L'ensemble des Proverbes Yiddish désigne un héritage collectif de sentences nées dans les communautés juives ashkénazes de langue yiddish en Europe centrale et orientale. (Encyclopedia Britannica)
Le yiddish est attesté depuis le Moyen Âge. Il s’est imposé comme l’une des grandes langues de la culture juive ashkénaze, ce qui situe ces proverbes dans une histoire longue, populaire et littéraire à la fois. (Encyclopedia Britannica)
Les proverbes yiddish se reconnaissent souvent à leur forme brève, rythmée et fortement mémorisable, avec un goût marqué pour la formule frappante. (encyclopedia.yivo.org)
Leur apport ne relève pas d’une oeuvre signée, mais d’une intelligence collective du réel, fixée peu à peu dans la langue et la mémoire communes. (Oral Tradition)
Des recueils savants ont commencé à les fixer par écrit au XIXe siècle ; le YIVO signale notamment une compilation de proverbes yiddish publiée par Abraham Tendlau en 1860. (encyclopedia.yivo.org)

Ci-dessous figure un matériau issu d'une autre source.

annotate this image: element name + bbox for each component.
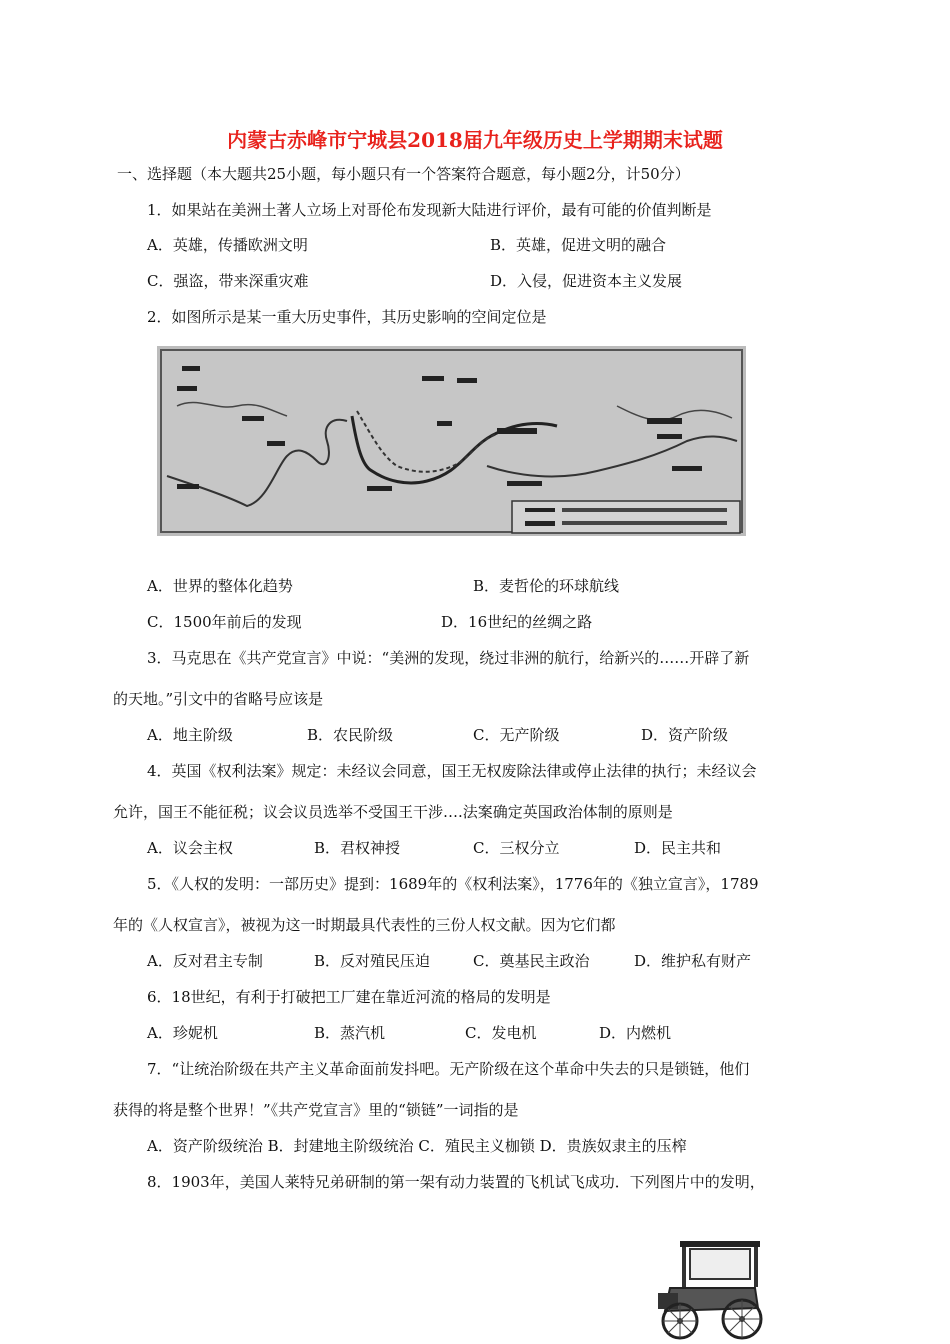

Il n'est rien qui ait un goût plus amer que la vérité.
Qui a des éléphants doit avoir de grandes portes.
La cloche elle-même n'a pas toujours le même son.
Qui ose traverser les grands fleuves ne craint pas les petites rivières.
Les culottes en soie ont besoin de culs habiles.
Au renoncement des droits, il n'est point donné de recours.
Un homme est bon s'il rend les autres meilleurs.
On est libre sans espérance, et l'espérance est esclave.
Quand il y a trop d'offrandes, le saint se méfie.
Une poignée d'abeilles vaut mieux qu'un sac de mouches.
Là où le sang a coulé, l'arbre de l'oubli ne peut grandir.
Ne fais pas les foins quand il y a du vent.
Il vaut mieux être le dernier des lions que le premier des renards.